Comments on the paper are as follows:

  • Line 32 MTCT In the U.S. perinatal transmission or vertical transmission is preferred over mother to child transmission although MTCT may be clearer to readers.

  • Line 37 While MTCT research has historically centered on ART uptake and viral suppression among pregnant women with HIV through delivery and diagnostic outcomes among their neonates after delivery, less coverage has been given to ART continuation and clinical outcomes among these women postpartum. Good point

  • Line 59 HIV positive: Individual with HIV is preferred first person language

  • Line 64 What does APIN stand for?

  • Line 6-7 This retrospective clinical data analysis included women with a delivery record at the antenatal HIV clinic at Jos University Teaching Hospital between 2013 and 2017. You might want to comment on how regimens during this time frame may be different from after 2017, when ART for all pregnant women for life was implemented (B+). See next comment.

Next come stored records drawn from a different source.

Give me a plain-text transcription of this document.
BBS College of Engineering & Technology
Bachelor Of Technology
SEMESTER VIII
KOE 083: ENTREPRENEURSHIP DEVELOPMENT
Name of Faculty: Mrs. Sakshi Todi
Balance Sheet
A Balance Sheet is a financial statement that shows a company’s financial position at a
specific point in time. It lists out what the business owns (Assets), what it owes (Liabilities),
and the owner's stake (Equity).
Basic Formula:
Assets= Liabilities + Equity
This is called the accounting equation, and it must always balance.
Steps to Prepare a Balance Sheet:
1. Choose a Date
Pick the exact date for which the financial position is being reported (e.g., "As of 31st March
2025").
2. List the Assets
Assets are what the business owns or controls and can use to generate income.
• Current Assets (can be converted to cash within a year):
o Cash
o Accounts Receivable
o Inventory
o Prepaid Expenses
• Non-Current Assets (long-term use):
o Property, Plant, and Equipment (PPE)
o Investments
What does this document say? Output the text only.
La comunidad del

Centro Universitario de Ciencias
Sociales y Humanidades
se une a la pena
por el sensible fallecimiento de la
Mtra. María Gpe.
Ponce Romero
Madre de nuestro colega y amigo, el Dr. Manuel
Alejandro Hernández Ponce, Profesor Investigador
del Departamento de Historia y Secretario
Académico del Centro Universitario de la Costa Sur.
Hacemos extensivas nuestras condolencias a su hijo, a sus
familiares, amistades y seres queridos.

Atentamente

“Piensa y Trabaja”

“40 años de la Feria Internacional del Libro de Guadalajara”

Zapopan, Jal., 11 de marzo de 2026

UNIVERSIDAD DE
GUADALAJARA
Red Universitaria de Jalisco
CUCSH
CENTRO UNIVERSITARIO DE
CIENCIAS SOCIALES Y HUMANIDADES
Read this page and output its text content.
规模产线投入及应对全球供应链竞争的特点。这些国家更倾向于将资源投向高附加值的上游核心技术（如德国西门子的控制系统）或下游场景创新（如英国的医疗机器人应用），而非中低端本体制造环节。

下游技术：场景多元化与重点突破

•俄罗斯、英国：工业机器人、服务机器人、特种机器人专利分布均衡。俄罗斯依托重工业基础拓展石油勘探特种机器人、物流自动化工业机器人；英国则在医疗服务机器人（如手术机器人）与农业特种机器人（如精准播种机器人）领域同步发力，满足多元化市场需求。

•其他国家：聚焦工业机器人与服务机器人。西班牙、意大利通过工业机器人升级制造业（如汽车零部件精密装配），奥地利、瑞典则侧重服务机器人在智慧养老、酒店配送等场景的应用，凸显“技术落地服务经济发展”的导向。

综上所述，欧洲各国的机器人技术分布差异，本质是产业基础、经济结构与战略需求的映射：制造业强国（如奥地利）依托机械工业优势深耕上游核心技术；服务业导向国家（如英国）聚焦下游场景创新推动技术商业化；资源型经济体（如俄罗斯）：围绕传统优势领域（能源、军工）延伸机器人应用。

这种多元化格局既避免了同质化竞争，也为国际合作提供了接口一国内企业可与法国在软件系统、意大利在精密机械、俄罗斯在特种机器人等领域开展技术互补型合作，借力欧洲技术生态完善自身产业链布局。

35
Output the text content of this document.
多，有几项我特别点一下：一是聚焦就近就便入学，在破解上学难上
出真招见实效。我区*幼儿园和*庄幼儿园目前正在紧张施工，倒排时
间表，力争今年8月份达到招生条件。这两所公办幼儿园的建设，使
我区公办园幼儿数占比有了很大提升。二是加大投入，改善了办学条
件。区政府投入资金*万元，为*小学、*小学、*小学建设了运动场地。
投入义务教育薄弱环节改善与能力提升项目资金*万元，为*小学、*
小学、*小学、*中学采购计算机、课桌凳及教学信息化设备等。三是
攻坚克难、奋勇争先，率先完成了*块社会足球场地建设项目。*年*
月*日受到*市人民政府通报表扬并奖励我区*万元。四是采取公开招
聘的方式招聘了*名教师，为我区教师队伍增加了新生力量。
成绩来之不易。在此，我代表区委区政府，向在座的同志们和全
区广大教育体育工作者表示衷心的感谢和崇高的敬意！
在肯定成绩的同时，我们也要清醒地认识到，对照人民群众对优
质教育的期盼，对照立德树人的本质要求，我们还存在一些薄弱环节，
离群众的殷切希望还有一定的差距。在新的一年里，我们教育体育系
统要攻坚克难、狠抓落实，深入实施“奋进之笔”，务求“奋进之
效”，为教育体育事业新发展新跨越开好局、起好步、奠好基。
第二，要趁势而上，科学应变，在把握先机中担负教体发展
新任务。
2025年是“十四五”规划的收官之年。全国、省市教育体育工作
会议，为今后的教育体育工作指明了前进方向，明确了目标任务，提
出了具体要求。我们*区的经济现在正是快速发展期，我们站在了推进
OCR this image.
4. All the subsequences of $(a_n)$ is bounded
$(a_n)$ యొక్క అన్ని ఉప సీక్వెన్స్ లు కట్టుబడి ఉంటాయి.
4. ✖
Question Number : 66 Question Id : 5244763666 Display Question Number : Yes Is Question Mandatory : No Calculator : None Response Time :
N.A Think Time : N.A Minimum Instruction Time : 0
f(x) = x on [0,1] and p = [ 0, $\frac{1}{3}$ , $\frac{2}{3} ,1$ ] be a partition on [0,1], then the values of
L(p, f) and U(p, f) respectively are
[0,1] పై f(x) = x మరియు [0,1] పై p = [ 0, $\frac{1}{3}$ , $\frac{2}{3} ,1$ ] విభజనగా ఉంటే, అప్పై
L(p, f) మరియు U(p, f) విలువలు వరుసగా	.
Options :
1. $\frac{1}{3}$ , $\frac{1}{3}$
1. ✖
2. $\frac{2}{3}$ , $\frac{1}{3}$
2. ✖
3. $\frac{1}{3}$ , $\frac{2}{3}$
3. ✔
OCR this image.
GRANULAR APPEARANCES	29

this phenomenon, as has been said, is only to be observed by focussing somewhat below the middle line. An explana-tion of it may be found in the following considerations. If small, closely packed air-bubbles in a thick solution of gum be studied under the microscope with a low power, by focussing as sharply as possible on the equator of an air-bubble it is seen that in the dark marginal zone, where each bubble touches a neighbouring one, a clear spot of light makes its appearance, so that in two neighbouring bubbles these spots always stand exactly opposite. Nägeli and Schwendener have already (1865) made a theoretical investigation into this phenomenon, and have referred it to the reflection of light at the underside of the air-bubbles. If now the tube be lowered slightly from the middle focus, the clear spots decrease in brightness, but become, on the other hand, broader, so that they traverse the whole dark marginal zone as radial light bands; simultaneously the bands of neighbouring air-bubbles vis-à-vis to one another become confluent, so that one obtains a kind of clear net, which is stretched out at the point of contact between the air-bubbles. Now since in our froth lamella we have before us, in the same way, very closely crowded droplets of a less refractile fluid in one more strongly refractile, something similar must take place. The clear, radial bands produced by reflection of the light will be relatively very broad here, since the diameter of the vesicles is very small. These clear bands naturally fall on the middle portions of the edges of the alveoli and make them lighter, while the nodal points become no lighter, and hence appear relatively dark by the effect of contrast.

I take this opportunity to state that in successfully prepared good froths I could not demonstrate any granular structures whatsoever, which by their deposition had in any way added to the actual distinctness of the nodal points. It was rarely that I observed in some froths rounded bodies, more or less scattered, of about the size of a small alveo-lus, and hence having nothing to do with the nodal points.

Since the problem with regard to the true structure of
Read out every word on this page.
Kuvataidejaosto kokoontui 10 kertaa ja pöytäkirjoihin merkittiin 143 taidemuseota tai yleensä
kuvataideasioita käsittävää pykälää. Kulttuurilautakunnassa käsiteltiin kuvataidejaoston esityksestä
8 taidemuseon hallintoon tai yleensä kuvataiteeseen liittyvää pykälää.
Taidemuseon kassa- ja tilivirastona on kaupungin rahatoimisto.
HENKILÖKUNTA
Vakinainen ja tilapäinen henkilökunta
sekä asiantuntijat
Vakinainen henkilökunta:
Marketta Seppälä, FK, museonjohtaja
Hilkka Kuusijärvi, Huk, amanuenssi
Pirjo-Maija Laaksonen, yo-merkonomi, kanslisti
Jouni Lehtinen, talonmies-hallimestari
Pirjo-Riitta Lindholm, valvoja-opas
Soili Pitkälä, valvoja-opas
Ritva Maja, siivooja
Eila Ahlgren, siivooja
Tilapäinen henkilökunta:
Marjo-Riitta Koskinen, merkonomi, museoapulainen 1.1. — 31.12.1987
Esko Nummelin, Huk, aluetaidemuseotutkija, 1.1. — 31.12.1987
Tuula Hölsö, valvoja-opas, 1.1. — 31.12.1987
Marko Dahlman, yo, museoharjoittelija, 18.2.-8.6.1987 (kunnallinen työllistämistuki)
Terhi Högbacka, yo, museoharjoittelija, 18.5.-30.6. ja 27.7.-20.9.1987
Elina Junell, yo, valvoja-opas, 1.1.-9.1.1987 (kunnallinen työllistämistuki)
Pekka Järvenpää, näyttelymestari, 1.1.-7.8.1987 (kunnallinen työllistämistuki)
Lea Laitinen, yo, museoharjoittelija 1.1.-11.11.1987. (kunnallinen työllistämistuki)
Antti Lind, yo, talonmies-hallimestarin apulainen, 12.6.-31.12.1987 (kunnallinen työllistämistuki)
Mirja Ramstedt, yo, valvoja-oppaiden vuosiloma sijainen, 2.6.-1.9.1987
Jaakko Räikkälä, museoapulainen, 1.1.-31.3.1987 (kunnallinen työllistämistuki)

  • Lines 78-87 on ART eligibility: ART for all pregnant women B+ started in Jan 2017

  • Lines 98 MPR—I do not understand this statistic. Please give example of calculation of MPR.

  • Lines 102-103 Patients were excluded from the adherence analysis if they were receiving ART prophylactically. Was this PrEP?

  • Lines 103-105 Patients who became LTFU during the study period were included in the analysis up to the time interval during which their last clinic visit was recorded. Not sure this is statistically correct.

  • Lines 131-141—please ask someone other than me to review the statistical analysis

  • Lines 147-149-- The majority of women were married (66.8%), achieved primary or secondary education (61.7%), held non-income occupations (46.2%), and lacked previous ART experience (88.7%) at the time of ART enrollment in the PEPFAR HIV program. “Majority” is correct for 3 of the 4 demographic items you list. Suggest you make a separate sentence for non-income occupations.

  • Line 156, Table 1—please check with statistician. I don’t think it is correct to omit subjects with missing data from your denominator (concept of intent to treat). For example:

    • Education Statusa

    • Missing Data 42 .

    • No Formal 130 8.71

    • Primary/Secondary 921 61.69

    • Tertiary 442 29.6

    • This way of calculating may skew the interpretation of your results. If those missing data all had no formal schooling, that would change your percentages. I think you need to include the 42 with missing data in the total (100%) and reduce the percentages in the other 3 categories since no schooling may be a larger factor than you assessed. Same for all of the statistics in the table.

    • It looks like you did include all subjects, including missing data subjects, in the following:

    • Viral Load at Delivery

    • Missing Data 592 38.57

    • Suppressed (<1000 copies/mL) 797 51.92

    • Unsuppressed (≥1000 copies/mL) 146 9.51

  • Lines 187-189  Mean viral loads were 26,993 viral copies/mL (95% CI 12,551–188 41,435) at delivery, 9206 viral copies/mL (95% CI 2107-16,305) at 12 months, and 5796 viral189 copies/mL (95% CI 3256-8336) at 24 months.

    • I don’t think means are the appropriate statistic to use for this.

  • Lines 274-276 Studies in Malawi using prescription pick-up data and South Africa and Zambia using self-reported adherence found 67%, 63.9%, and 70.5% of postpartum women with optimal adherence, respectively: over what period of time?

  • Lines 331-317 Our study found 85.8% viral suppression at month 12 and 88.7% viral suppression at month 24 postpartum among those with viral load results. These numbers fall short of the 95% UNAIDS target for viral suppression. In comparison, South African studies found 14.7%–14.8% postpartum viral non-suppression [34,35]. Importantly, in our study, of the 1497 ART-eligible, only 50.0% had viral load results at month 12, and 57.3% had viral load results at month 24.

  • The low loss to follow-up (7%) needs more comment. What was special about this program? Saying that viral suppression was 88.7% at 24 months is misleading when only 57.3% had viral loads at 24 months.